Chris Van Dusen Brings Calabasas to Netflix With 16-Year-Old Heroine
Chris Van Dusen is bringing calabasas to Netflix as creator, showrunner, and executive producer of the YA drama. The project pairs the Bridgerton creator with a story set in one of Southern California’s most exclusive enclaves, and it adds another teen drama to Netflix’s development pipeline.
Van Dusen and Netflix
Van Dusen created Netflix’s Bridgerton, which the company said was viewed by 82 million households in its first 28 days and reached the number one spot in 83 countries. That track record makes his move to Calabasas a clear vote for a familiar builder of serialized, high-heat drama rather than a fresh hire learning the platform from scratch.

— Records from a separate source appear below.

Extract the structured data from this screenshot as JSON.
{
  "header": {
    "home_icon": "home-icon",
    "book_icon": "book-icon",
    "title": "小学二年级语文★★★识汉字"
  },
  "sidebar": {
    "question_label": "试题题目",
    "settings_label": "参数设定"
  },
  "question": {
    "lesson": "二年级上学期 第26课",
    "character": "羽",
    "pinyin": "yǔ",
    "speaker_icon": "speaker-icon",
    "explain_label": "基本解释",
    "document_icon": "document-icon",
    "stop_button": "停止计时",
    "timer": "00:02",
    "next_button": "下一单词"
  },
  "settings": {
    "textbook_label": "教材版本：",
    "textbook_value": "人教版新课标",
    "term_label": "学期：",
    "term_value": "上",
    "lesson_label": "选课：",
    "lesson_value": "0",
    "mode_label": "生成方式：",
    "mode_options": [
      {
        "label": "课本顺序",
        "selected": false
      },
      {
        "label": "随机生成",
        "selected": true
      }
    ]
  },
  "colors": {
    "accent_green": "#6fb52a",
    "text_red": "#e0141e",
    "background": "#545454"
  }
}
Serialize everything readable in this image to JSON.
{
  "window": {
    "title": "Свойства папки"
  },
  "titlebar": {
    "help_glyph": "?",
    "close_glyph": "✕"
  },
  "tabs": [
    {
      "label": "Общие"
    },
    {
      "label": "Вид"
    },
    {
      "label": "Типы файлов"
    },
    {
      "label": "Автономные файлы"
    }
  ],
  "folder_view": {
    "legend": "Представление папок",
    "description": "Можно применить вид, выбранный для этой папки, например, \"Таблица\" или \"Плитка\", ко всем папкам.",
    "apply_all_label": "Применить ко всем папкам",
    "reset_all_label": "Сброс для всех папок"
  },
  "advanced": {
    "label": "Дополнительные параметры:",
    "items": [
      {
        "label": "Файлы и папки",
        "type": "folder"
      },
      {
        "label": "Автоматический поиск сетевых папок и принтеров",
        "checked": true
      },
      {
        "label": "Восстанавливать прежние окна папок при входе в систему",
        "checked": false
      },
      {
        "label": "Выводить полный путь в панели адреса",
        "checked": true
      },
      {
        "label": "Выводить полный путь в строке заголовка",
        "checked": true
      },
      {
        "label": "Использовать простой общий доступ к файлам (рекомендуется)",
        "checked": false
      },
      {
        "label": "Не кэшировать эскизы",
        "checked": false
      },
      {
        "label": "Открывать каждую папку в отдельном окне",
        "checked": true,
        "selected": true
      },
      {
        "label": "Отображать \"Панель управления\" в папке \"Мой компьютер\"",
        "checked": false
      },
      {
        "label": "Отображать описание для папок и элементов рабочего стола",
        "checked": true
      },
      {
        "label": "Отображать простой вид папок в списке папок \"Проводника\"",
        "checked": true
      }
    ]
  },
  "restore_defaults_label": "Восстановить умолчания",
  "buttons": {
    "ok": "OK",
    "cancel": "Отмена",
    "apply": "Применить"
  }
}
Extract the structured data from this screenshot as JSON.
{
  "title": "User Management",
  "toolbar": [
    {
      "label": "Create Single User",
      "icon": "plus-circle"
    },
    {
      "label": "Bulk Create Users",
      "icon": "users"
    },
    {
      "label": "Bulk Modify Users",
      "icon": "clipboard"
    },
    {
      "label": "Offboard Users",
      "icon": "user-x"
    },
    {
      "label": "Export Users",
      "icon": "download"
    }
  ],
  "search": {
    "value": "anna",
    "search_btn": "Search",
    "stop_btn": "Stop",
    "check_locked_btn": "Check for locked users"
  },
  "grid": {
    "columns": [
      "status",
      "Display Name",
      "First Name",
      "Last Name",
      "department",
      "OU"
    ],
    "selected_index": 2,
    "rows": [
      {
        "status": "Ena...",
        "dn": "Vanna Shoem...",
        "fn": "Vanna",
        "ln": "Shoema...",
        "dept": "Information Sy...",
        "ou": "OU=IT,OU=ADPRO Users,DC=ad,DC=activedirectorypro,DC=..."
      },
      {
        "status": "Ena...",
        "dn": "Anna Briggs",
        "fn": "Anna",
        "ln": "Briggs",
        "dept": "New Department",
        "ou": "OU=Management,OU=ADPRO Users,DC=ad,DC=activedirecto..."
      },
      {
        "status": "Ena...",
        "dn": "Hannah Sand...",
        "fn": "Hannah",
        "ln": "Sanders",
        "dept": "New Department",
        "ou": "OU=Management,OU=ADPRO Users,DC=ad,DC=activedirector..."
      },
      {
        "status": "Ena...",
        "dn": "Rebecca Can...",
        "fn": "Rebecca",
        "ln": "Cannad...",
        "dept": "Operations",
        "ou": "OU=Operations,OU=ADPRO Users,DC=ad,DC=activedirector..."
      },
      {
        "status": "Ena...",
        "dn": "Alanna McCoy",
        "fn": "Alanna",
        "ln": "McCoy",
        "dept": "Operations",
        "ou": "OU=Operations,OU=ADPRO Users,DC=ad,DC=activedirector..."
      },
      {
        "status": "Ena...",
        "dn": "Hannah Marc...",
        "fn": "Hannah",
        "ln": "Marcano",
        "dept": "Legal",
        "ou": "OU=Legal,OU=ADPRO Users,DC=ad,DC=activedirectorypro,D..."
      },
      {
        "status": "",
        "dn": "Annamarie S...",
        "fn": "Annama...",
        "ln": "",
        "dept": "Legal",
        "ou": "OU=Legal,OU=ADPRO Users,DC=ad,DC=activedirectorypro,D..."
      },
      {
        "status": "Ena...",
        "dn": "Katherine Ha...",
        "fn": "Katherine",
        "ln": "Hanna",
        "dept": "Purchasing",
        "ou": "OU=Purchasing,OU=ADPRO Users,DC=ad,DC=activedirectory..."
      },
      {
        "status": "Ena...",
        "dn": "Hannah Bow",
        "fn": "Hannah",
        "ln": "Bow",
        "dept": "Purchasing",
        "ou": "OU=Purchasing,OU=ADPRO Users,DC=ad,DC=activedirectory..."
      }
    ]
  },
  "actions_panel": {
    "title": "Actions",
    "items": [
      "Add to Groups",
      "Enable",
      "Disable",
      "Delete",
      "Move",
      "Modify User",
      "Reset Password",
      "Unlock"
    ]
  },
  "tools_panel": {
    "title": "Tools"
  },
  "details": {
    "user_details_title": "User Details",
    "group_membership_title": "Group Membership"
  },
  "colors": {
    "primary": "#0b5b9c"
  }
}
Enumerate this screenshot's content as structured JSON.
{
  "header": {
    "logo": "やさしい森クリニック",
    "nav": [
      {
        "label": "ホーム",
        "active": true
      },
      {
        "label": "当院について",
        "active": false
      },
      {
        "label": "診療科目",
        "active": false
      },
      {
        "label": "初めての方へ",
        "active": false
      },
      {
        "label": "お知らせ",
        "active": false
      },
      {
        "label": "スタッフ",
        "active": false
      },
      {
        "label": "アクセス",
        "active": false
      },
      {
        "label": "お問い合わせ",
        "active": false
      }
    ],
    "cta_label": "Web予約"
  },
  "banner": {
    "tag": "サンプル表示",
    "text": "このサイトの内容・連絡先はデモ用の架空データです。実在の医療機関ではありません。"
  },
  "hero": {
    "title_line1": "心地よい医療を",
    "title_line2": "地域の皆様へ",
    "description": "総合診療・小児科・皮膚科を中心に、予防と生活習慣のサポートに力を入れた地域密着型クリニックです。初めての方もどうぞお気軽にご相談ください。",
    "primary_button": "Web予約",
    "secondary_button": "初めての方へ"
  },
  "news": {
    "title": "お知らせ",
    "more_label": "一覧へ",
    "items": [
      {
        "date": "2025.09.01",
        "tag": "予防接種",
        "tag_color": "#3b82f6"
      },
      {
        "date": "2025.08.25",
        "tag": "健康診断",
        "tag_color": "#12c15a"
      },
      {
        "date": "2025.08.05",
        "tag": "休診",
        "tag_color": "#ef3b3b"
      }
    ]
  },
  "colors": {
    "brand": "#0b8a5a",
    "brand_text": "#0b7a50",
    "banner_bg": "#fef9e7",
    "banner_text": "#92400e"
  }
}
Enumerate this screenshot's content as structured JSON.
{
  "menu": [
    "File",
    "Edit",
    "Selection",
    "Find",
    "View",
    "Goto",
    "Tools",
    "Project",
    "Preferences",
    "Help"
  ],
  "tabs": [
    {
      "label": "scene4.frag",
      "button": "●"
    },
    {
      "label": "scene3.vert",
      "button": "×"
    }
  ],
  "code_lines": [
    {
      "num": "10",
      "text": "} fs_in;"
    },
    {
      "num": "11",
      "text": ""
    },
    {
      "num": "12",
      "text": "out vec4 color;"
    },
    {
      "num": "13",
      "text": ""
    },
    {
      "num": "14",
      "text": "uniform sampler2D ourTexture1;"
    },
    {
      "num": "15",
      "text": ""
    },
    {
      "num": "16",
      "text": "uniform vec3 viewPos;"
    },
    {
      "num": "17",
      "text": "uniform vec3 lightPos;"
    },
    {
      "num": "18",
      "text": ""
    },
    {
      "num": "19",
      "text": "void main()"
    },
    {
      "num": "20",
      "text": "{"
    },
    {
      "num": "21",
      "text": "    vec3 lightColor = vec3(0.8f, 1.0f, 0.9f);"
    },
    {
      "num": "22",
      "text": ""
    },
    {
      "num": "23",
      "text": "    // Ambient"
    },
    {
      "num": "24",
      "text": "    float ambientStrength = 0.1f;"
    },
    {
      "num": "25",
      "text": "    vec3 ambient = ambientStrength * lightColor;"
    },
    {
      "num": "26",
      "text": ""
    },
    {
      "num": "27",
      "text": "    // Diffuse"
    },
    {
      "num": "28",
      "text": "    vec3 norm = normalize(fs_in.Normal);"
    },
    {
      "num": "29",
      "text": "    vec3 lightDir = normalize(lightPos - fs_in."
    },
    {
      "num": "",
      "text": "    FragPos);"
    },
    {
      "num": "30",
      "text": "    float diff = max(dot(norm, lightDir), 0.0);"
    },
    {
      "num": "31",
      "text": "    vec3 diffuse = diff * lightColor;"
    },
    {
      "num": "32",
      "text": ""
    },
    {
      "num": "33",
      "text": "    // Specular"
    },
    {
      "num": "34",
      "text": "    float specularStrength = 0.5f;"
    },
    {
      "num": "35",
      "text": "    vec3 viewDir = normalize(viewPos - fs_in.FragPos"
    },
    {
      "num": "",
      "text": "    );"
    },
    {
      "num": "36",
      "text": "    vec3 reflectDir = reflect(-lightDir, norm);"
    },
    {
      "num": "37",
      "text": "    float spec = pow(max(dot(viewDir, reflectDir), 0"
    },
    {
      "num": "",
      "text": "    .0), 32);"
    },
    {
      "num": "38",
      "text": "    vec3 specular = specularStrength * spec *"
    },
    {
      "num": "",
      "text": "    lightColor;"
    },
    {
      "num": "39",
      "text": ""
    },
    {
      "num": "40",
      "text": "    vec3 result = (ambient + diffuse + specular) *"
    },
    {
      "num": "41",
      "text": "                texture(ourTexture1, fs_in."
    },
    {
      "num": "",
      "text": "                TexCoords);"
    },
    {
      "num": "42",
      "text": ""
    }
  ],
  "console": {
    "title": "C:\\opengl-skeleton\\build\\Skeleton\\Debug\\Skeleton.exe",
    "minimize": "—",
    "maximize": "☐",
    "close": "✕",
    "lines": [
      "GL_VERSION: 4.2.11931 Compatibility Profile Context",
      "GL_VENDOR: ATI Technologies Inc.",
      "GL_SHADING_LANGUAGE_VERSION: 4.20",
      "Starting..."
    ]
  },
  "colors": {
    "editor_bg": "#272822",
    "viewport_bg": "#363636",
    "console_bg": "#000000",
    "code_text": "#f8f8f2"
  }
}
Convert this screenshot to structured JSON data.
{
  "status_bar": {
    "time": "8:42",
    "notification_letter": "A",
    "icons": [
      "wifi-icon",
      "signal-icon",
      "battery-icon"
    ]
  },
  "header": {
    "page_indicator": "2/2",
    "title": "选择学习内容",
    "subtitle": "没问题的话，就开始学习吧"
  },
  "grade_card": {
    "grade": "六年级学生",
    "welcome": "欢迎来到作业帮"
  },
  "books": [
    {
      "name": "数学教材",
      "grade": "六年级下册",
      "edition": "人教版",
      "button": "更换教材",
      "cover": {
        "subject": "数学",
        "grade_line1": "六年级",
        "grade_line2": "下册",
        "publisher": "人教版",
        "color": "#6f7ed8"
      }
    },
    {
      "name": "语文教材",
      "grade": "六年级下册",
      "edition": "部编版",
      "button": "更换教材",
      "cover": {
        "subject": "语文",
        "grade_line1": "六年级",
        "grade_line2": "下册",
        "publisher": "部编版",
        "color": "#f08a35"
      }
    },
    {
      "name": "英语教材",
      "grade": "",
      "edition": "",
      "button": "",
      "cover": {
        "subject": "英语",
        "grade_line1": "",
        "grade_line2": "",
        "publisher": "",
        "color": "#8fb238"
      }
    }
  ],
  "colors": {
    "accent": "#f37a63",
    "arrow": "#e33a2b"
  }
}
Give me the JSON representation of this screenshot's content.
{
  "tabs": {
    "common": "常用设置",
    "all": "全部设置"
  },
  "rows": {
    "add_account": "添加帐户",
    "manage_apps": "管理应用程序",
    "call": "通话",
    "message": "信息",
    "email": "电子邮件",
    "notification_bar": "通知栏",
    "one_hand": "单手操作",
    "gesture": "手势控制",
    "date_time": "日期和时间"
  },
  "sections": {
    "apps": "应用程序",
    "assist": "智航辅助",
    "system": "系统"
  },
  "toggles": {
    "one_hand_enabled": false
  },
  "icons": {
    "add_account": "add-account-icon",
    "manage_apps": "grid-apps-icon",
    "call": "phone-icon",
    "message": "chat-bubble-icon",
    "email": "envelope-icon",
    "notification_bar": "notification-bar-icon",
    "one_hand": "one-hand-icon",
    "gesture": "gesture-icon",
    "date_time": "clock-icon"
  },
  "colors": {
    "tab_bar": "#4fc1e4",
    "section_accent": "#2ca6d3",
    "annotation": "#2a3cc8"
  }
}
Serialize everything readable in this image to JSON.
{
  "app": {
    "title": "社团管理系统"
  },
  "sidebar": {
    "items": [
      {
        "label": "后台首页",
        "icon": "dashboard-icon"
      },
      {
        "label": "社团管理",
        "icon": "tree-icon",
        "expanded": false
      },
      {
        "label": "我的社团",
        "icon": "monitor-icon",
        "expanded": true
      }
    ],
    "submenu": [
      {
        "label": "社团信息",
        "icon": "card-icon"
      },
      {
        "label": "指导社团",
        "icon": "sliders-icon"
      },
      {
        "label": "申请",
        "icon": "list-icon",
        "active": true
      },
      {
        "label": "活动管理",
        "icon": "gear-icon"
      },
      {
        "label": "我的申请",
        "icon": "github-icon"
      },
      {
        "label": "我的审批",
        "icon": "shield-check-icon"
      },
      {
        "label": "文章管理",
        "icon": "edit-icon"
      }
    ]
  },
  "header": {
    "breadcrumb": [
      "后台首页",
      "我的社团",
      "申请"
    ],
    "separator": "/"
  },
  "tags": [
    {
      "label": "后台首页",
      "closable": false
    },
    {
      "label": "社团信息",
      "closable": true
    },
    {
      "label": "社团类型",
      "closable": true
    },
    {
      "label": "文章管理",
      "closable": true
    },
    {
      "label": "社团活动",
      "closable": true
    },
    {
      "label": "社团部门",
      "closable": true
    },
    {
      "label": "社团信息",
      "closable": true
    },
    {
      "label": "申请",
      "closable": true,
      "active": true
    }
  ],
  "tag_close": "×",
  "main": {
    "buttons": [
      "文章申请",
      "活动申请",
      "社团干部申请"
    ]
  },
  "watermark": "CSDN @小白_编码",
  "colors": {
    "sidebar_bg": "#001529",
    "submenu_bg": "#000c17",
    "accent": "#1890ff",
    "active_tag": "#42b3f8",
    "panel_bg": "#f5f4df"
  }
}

Calabasas is a newly announced YA drama based on Via Bleidner’s novel If You Lived Here You’d Be Famous By Now. Olivia Harrison described the series this way: "Bridgerton creator Chris Van Dusen will soon transport fans from the elite world of Regency London’s high society to one of Southern California’s most exclusive enclaves in his new series, Calabasas."
Via in Calabasas
The story centers on Via, a sheltered 16-year-old Midwestern Catholic school student forced to navigate the image-conscious and socially competitive world of Calabasas. That setup pushes the series toward the same kind of status pressure and social sorting that powered classic teen dramas like The O.C., but with a newer Netflix package and a stronger creator brand attached.
Kim Kardashian, Alexandra Milchan, and Emma Roberts will executive produce the series, alongside Martin Salgo, Karah Preiss, Matt Matruski, and David Sweeney. With Van Dusen in the top creative slot and multiple executive producers attached, Netflix is treating Calabasas as a built-out franchise play rather than a one-off genre experiment.
2025 to Netflix
Van Dusen’s connection to Calabasas first became public in 2025, when Deadline reported that he would take over as showrunner and writer for the adaptation. The new Netflix announcement moves that earlier report from possibility to rollout, and it gives the streamer a high-profile YA project that can be sold on both source material and creator pedigree.
For viewers, the practical takeaway is simple: the series is now positioned with a defined creative lead, a literary source, and a cast of executive producers with names that travel. For Netflix, Calabasas is another test of whether the company can keep turning prestige-TV talent into youth-skewing series that arrive with built-in recognition before a frame has aired.